I threw my hands up. “Then I give up. I have no clue where to go from here.”
Mom picked up the paper I’d scribbled my notes on. “
We can do this. Darkers don’t give up. Your Dad’s out following a lead for me, and—”
“He can’t. Lucifer said he couldn’t help.”
“Don’t worry,” she said with a wicked grin. “We’re covered. You said Valefar told you we had everything we needed to take the bad guy down. We just need to put all the pieces together.”
How many times had we done this? Brainstormed cases until the early-morning sun broke the Penance hills? It’s what we did, and normally I loved every second of it, but with Lucifer’s threat hanging over our heads, the fun was kind of sucked out.
“We know that the demon wants his Master’s prison—assuming in exchange for Kendra.”
“Agreed,” she said. “He wouldn’t have taken her otherwise. I think he’s sure Cassidy knows where it is and this will force her hand.”
“But what if she does know?” The thought crept up, and as much as it terrified me to think about it, it wouldn’t be pushed aside. “Say she has it and hands it over. That’s bad in a super volcano way. But, say she doesn’t have it. Say none of us know where this thing is and we can’t find it in time? Then what happens to Kendra?” I took a deep breath to control the tremor in my voice. “I know you’ve always taught me the needs of the many outweigh the needs of the few, but how the hell am I supposed to choose between my best friend and the world?”

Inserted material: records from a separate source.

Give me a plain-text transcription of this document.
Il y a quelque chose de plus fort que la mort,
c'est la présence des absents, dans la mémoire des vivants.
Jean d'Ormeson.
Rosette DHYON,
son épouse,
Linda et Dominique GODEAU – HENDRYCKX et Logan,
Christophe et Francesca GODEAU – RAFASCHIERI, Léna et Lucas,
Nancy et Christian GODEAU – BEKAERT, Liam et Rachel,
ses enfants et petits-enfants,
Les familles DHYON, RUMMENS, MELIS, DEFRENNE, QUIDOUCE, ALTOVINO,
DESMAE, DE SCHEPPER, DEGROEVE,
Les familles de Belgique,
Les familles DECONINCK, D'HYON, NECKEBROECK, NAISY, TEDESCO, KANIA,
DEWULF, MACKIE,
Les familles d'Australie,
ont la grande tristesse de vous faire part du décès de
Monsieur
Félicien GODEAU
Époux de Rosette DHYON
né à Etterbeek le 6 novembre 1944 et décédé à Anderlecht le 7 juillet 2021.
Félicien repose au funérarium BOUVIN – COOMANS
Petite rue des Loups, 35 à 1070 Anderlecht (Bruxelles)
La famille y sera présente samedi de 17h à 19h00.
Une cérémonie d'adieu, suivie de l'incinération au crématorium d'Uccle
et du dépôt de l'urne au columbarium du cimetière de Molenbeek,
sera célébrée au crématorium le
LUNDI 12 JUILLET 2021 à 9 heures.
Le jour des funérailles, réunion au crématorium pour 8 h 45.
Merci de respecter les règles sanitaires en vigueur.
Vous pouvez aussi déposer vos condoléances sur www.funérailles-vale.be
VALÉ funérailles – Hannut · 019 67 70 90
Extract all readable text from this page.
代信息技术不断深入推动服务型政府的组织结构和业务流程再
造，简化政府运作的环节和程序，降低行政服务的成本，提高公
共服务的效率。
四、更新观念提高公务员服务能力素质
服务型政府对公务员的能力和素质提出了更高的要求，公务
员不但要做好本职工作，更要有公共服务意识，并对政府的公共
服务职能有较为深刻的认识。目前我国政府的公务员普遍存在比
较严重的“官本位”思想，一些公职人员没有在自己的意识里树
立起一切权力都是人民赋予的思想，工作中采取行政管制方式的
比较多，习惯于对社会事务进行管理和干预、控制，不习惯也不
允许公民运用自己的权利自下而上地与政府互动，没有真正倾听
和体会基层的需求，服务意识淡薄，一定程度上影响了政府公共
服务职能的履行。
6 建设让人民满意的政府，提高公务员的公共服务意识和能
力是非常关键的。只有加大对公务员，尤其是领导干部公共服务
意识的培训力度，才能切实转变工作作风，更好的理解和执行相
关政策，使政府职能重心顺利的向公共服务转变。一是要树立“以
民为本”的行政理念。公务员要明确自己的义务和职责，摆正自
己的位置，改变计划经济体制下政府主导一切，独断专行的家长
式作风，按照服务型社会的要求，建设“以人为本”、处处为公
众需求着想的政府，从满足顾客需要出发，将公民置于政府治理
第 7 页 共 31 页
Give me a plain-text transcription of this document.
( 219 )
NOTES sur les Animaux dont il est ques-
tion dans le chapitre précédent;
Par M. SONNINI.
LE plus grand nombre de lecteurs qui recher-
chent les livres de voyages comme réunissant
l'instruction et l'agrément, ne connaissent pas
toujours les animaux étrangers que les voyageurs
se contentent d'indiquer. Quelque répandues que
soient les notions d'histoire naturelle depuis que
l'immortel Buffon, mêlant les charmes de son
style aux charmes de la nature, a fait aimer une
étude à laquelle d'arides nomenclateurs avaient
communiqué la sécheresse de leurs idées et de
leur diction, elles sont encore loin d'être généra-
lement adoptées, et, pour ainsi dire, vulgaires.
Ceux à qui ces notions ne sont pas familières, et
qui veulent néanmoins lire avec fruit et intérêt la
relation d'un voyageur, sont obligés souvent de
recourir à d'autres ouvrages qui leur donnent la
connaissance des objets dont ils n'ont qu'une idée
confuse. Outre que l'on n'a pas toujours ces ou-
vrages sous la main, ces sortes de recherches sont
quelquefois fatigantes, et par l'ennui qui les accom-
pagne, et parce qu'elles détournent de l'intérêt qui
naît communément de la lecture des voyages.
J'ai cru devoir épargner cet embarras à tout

She set the list down and grabbed my hands. “You won’t have to. We’re going to fix this, Jessie. I promise.” She nodded toward the notebook. “What else do we know? Come on, focus.”
“According to Lorna, we know the Belfair magic is weakened. We know she has some connection to Samuel Darker, possibly maternal. And we know Cassidy is hiding something.”
“Okay. So where do we start?”
“I feel like this is a trick question…”
“It’s not,” she said. She brushed a stray hair from my face and tilted my chin up. “I want to know what you think. We’re partners and this is your case. Where do you want to go from here?”
There was only one reasonable path to take.